After the storm, the body of chief engineer Calvin Smith was found near Black's Point, Ontario (just south of Goderich, Ontario) in late November 1913. Second cook D.M. Betts' remains were identified at the morgue in Goderich, Ontario via a photograph and details furnished by the Lake Carriers' Association. His remains were sent home to Girard, Pennsylvania on November 20, 1913. The remaining crew, including captain Nye's body were never recovered. The McGean would be lost and not discovered for 72 years Portions of the wreckage were found by a local doctor along the shoreline at Bayfield, Ontario in mid-November 1913. The McGean was one of twelve ships lost with all hands during the storm.

===Wreck===
The wreck of the McGean was discovered by marine archaeologist David Trotter in 1985, near Port Hope, Michigan. The ship is resting upside-down at a depth of 195 ft, a depth only accessible by technical divers. The rudder is broken out of place, and the propeller is missing a blade. In addition to this, the stern is severely damaged and crushed.

All the damage indicates she was swamped by a large wave and capsized, the captain believably had her engines stopped before flipping over and hitting bottom, breaking off a propeller blade and tearing her rudder out of its mechanism

It is likely that the damage to the rudder played a significant part in the sinking.
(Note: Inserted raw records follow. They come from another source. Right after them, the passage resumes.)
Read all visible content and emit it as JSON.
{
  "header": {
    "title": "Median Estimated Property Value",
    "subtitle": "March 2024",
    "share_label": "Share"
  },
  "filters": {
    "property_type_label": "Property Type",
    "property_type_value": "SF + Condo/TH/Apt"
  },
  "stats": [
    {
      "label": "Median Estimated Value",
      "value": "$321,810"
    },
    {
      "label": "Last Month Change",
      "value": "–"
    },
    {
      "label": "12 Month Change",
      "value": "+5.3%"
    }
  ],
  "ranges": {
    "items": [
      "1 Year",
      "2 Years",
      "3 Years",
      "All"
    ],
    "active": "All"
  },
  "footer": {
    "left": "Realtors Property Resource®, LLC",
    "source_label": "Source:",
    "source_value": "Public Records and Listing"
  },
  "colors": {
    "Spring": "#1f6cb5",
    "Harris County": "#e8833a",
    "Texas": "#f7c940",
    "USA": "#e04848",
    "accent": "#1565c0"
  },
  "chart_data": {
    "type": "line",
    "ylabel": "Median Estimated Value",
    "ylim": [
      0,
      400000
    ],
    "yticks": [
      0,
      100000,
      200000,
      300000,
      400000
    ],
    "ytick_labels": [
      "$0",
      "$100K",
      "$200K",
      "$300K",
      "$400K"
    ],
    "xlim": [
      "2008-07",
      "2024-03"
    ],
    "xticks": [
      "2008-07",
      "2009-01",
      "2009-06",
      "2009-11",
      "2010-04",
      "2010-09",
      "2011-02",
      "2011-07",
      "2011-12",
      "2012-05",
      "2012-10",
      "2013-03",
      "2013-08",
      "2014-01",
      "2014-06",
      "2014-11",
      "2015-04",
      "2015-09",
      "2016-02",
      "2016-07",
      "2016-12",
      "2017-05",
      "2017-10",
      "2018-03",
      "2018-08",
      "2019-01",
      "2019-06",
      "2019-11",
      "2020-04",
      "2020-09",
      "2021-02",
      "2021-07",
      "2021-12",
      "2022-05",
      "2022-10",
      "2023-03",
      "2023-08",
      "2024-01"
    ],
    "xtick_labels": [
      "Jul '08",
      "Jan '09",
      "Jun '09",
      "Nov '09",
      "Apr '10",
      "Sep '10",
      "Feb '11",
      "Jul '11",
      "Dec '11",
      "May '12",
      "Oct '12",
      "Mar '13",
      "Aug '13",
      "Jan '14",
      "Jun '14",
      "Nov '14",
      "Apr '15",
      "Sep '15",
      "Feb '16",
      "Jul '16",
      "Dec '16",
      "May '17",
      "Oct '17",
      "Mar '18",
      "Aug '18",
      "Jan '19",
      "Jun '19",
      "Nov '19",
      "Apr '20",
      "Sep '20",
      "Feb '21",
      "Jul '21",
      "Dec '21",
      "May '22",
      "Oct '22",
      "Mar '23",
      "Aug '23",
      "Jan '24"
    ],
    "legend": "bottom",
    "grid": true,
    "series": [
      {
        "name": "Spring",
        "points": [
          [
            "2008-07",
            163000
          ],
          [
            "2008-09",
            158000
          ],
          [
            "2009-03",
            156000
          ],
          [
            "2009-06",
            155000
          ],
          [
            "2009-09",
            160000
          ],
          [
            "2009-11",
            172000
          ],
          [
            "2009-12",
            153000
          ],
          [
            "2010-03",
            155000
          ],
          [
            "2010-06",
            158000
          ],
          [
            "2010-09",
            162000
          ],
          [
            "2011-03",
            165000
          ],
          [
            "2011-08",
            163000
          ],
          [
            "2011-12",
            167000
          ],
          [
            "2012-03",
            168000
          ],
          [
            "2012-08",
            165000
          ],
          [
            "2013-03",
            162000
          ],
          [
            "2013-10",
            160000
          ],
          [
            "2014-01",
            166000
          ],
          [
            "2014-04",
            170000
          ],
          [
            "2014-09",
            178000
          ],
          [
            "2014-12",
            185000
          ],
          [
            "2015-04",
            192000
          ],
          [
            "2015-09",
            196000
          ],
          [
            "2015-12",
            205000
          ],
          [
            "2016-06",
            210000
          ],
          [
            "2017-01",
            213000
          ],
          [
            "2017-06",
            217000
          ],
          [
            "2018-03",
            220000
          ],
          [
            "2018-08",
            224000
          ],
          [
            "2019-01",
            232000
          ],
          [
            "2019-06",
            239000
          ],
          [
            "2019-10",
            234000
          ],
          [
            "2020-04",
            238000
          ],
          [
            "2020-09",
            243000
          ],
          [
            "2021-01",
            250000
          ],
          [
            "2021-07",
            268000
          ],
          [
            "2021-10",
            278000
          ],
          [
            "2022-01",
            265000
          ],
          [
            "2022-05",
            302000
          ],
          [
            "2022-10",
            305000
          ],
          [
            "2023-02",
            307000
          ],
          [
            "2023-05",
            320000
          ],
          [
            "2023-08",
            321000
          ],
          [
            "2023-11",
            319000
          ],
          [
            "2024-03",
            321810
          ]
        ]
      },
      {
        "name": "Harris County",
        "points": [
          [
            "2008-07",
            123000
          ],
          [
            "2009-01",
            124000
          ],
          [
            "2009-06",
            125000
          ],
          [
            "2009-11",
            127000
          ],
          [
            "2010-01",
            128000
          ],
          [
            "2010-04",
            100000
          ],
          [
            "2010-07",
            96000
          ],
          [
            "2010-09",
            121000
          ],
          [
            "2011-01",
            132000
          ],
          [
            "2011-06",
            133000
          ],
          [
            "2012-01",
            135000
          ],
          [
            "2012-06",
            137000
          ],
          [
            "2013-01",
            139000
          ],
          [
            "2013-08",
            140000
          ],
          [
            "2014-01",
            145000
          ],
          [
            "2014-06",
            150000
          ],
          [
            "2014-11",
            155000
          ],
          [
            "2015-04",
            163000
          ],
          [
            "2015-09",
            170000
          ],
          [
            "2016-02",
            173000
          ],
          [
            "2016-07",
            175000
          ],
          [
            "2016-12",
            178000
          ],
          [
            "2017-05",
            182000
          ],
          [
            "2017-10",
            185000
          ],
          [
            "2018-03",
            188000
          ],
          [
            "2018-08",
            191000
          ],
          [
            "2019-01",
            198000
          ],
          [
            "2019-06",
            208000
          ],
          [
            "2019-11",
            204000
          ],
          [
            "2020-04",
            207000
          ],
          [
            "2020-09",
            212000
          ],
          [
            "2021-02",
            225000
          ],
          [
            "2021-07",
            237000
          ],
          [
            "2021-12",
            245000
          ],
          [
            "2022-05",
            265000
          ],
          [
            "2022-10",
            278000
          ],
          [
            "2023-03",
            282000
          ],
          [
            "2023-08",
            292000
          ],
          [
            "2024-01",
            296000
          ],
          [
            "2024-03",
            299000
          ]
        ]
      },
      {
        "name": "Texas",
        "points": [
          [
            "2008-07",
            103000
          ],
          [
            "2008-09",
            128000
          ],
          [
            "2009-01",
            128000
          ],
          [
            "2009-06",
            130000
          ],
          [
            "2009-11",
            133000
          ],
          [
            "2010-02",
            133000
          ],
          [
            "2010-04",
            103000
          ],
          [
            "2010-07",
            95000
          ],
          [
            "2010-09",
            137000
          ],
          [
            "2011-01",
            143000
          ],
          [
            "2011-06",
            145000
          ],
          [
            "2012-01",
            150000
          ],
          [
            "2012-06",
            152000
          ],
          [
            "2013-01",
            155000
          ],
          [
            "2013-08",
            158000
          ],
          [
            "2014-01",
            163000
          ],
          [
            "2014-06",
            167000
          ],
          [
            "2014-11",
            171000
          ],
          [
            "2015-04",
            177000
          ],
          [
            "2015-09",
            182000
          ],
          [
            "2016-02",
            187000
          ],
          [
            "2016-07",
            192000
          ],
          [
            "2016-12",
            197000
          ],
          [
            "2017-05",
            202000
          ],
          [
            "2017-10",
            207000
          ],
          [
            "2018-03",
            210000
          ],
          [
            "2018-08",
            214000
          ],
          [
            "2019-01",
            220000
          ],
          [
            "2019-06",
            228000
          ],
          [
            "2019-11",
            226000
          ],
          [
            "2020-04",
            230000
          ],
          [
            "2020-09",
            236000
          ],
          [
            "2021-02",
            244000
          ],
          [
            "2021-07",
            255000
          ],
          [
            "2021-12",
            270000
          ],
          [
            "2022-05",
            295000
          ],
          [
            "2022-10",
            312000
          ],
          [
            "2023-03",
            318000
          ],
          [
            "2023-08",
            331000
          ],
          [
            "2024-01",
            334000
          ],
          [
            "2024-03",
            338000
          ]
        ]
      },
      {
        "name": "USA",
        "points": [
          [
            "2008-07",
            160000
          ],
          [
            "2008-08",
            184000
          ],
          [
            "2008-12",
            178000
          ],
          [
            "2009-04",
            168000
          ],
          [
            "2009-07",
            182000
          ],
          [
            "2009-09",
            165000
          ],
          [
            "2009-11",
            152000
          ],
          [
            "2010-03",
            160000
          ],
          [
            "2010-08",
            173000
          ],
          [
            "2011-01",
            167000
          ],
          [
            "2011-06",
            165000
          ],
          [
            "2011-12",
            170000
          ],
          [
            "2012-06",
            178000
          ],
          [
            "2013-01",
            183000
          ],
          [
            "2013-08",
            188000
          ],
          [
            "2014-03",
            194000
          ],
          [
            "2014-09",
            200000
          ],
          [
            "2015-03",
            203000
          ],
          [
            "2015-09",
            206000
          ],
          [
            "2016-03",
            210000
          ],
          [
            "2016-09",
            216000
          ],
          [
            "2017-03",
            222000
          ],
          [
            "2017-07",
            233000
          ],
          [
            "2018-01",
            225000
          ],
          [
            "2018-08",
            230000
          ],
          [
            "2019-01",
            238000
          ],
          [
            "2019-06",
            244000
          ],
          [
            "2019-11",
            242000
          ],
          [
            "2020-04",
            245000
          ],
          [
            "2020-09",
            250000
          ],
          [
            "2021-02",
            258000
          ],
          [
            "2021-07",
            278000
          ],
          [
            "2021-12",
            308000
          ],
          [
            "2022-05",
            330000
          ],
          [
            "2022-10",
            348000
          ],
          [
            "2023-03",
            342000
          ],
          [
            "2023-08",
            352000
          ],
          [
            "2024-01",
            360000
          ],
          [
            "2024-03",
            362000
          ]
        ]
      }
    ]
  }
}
Without a rudder, the ship would be impossible to steer and would have drifted along with the current for some time, eventually falling into a trough and being swamped by one or more large waves. In addition to this, the severe damage to the ship's stern along with the empty cargo holds indicate that the ship may have continued to float upside down for some time after capsizing, spilling out its cargo of coal and slamming the stern into the lake floor while the lower part of the bow stuck out over the surface. The McGean would not be the only ship to do this in the aftermath of the great storm, as the SS Charles S. Price is known to have floated for up to 8 days after capsizing.